Within a few days of the virus coming into the country, the government closed the borders to foreign travellers and mandated 14 days’ managed isolation for returning citizens. Immediately, traffic fell to around 300 passengers per day. The response certainly stemmed the spread of Covid: even at the peak of transmission in April 2020, the country was recording 89 new cases a day and, by August 2021, only 26 people had died.

While it may seem to the outside world that this swift, effective action has meant that life within New Zealand was not unduly affected by the pandemic, it created unprecedented challenges for many civil service organisations, not least Customs.

Janine Foster, director of risk, security and assurance at Customs, suspects that the situation created by Covid might explain why the lower-grade respondents gave less positive answers than their leaders.

She says that for Customs, responding to Covid has been “our entire focus every day since February last year”, with constant major changes that needed rapid implementation.
Airport closures, which led to hundreds of Customs staff being redeployed to other functions such as contact tracing, gave way to travel bubbles with Australia and other neighbouring countries, effectively creating two airports on one site. Both zones needed to be staffed until the travel bubbles were suspended.

The collection of taxes and duties was made more flexible to support importers and exporters, producing more administrative changes. Then, at the end of 2020, the department was given two weeks’ notice that it would also being take charge of managing the 24/7 quarantine function at the 16 maritime ports.

Suddenly, small towns such as Opua in the far North Island – the first port for overseas yachts arriving after crossing the Pacific Ocean – needed 25 people to oversee the arrival of commercial and pleasure craft, when normally one person would do.

Foster says legislative change has been “written at speeds it’s never been written at before” and, on several occasions, policy was formulated with little or no consideration of how difficult it would be to implement. She adds that while Customs staff might normally handle one or two legislative changes a year, they have implemented many more in the past 18 months.

Foster is proud that to date the agency has managed to avoid making redundancies, but she estimates that around two-thirds of Customs’ 1,500 staff have had to be shifted into new roles at least once over the course of the pandemic.

“This has put massive amounts of pressure on people who are not used to operating at speed,” she says. “Civil servants are used to doing things right, not fast.” This has required a real shift in mindset among officials, she says, which hasn’t been easy to absorb or to manage.
“From a strategic perspective, it’s been very, very difficult to plan. It’s just been a case of responding day to day.”

Foster says the Public Service Act was enacted at just the right time to optimise the country’s crisis response. She notes that the law has formalised the role of the public service to provide free, frank advice to support the government to do what it needs to do, and it also allows for the creation of executive boards – formal bodies comprising the chief executives of various ministries that will work together to achieve aligned objectives.

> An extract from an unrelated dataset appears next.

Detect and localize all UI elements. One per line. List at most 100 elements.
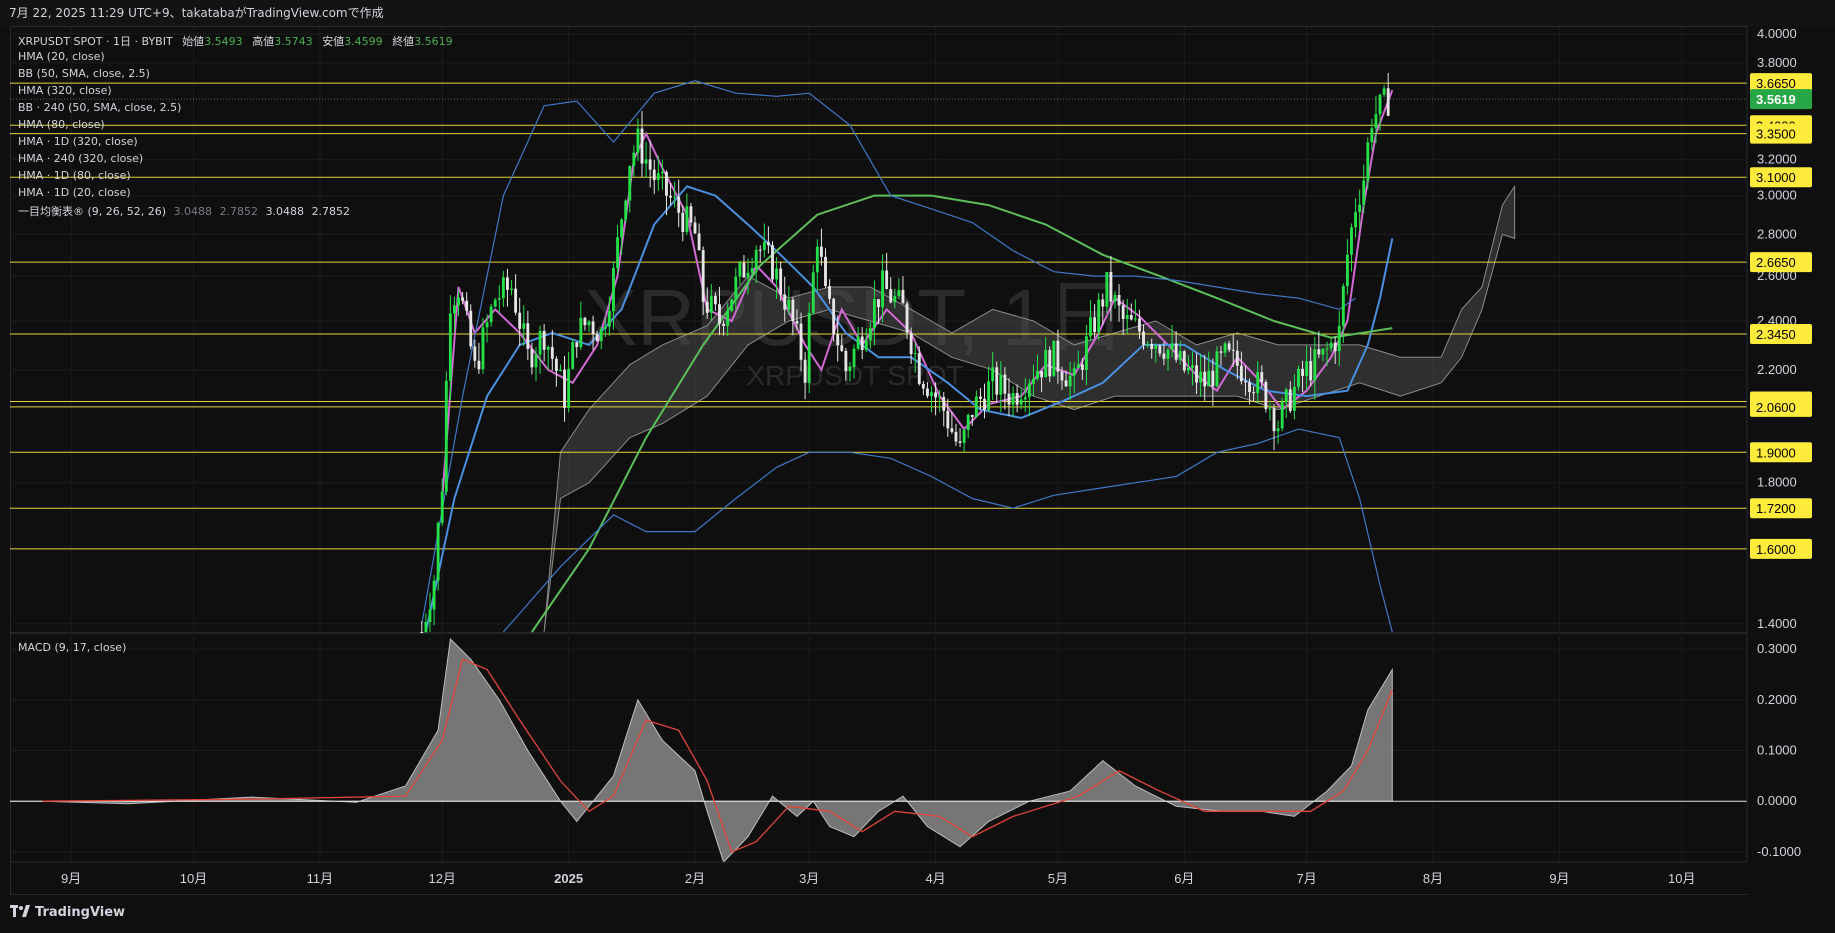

The first of these to be established was the Border Executive Board, hosted by Customs and populated by the heads of other agencies with an interest in borders, such as health, trade and transport.

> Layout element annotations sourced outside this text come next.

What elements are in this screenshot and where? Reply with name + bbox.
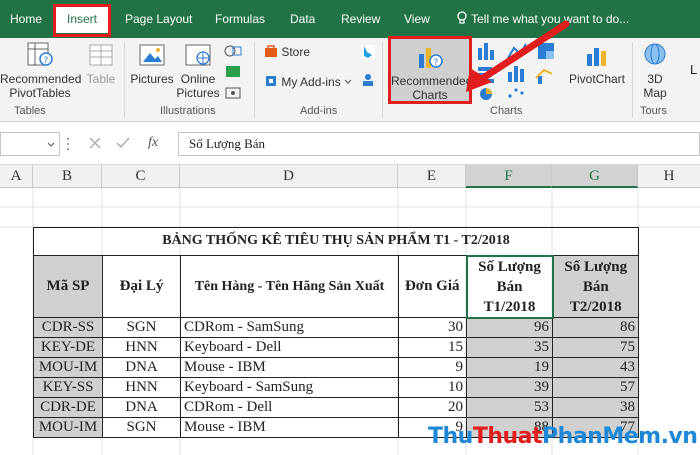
header-sl-t1-line3: T1/2018 [483,298,536,315]
cell-ma-sp[interactable]: KEY-SS [33,377,103,398]
table-row: MOU-IM DNA Mouse - IBM 9 19 43 [33,357,639,378]
cell-don-gia[interactable]: 20 [398,397,467,418]
cell-sl-t1[interactable]: 19 [466,357,553,378]
column-headers: A B C D E F G H [0,164,700,188]
cell-sl-t2[interactable]: 75 [552,337,639,358]
insert-function-icon[interactable]: fx [148,135,158,151]
cell-don-gia[interactable]: 15 [398,337,467,358]
watermark-part: Thu [428,424,473,449]
column-header-selected[interactable]: F [466,165,552,188]
table-title[interactable]: BẢNG THỐNG KÊ TIÊU THỤ SẢN PHẨM T1 - T2/… [33,227,639,256]
cell-dai-ly[interactable]: HNN [102,377,181,398]
cell-dai-ly[interactable]: SGN [102,317,181,338]
cell-ten-hang[interactable]: Keyboard - Dell [180,337,399,358]
formula-bar: fx Số Lượng Bán [0,122,700,164]
header-sl-t2-line1: Số Lượng [564,258,628,275]
column-header-selected[interactable]: G [552,165,638,188]
watermark-part: .vn [660,424,698,449]
cell-don-gia[interactable]: 9 [398,357,467,378]
cell-don-gia[interactable]: 10 [398,377,467,398]
cell-sl-t2[interactable]: 38 [552,397,639,418]
column-header[interactable]: E [398,165,466,188]
chevron-down-icon [47,138,55,152]
name-box[interactable] [0,132,60,156]
cell-ma-sp[interactable]: MOU-IM [33,417,103,438]
cell-ten-hang[interactable]: Mouse - IBM [180,357,399,378]
cell-sl-t2[interactable]: 57 [552,377,639,398]
header-ten-hang[interactable]: Tên Hàng - Tên Hãng Sản Xuất [180,255,399,318]
cell-sl-t2[interactable]: 86 [552,317,639,338]
cell-don-gia[interactable]: 30 [398,317,467,338]
cell-ma-sp[interactable]: MOU-IM [33,357,103,378]
dots-icon [66,137,70,154]
cell-ma-sp[interactable]: KEY-DE [33,337,103,358]
header-sl-t2-line3: T2/2018 [569,298,622,315]
cell-dai-ly[interactable]: DNA [102,357,181,378]
cell-ten-hang[interactable]: Keyboard - SamSung [180,377,399,398]
table-row: CDR-DE DNA CDRom - Dell 20 53 38 [33,397,639,418]
header-sl-t2-line2: Bán [582,278,609,295]
column-header[interactable]: C [102,165,180,188]
column-header[interactable]: B [33,165,102,188]
header-sl-t1[interactable]: Số Lượng Bán T1/2018 [465,254,554,319]
sales-table: BẢNG THỐNG KÊ TIÊU THỤ SẢN PHẨM T1 - T2/… [33,227,639,438]
header-sl-t2[interactable]: Số Lượng Bán T2/2018 [552,255,639,318]
header-sl-t1-line2: Bán [496,278,523,295]
header-dai-ly[interactable]: Đại Lý [102,255,181,318]
cell-ma-sp[interactable]: CDR-SS [33,317,103,338]
cell-dai-ly[interactable]: SGN [102,417,181,438]
header-sl-t1-line1: Số Lượng [478,258,541,275]
cancel-icon[interactable] [88,136,102,153]
table-row: KEY-DE HNN Keyboard - Dell 15 35 75 [33,337,639,358]
cell-dai-ly[interactable]: HNN [102,337,181,358]
watermark-logo: ThuThuatPhanMem.vn [428,424,698,449]
cell-ten-hang[interactable]: CDRom - SamSung [180,317,399,338]
cell-sl-t1[interactable]: 39 [466,377,553,398]
header-ma-sp[interactable]: Mã SP [33,255,103,318]
watermark-part: PhanMem [542,424,661,449]
column-header[interactable]: D [180,165,398,188]
formula-input[interactable]: Số Lượng Bán [178,132,700,156]
cell-ten-hang[interactable]: Mouse - IBM [180,417,399,438]
column-header[interactable]: A [0,165,33,188]
cell-ten-hang[interactable]: CDRom - Dell [180,397,399,418]
cell-sl-t1[interactable]: 96 [466,317,553,338]
column-header[interactable]: H [638,165,700,188]
table-row: KEY-SS HNN Keyboard - SamSung 10 39 57 [33,377,639,398]
cell-sl-t1[interactable]: 53 [466,397,553,418]
cell-dai-ly[interactable]: DNA [102,397,181,418]
cell-sl-t2[interactable]: 43 [552,357,639,378]
watermark-part: Thuat [472,424,543,449]
header-don-gia[interactable]: Đơn Giá [398,255,467,318]
table-row: CDR-SS SGN CDRom - SamSung 30 96 86 [33,317,639,338]
cell-ma-sp[interactable]: CDR-DE [33,397,103,418]
enter-icon[interactable] [116,136,130,153]
cell-sl-t1[interactable]: 35 [466,337,553,358]
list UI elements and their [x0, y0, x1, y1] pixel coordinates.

“I would have to say that Customs has been more responsive to new demands in the last 18 months than it could ever have imagined. If someone had said to us two years ago, ‘do you think you could deal with this sort of change?’, no one would have said yes.

“I do think people feel more confident that even if they don’t know everything, actually it turns out they don’t need to – they can still make a good decision based on what they do know, and change it later if need be.”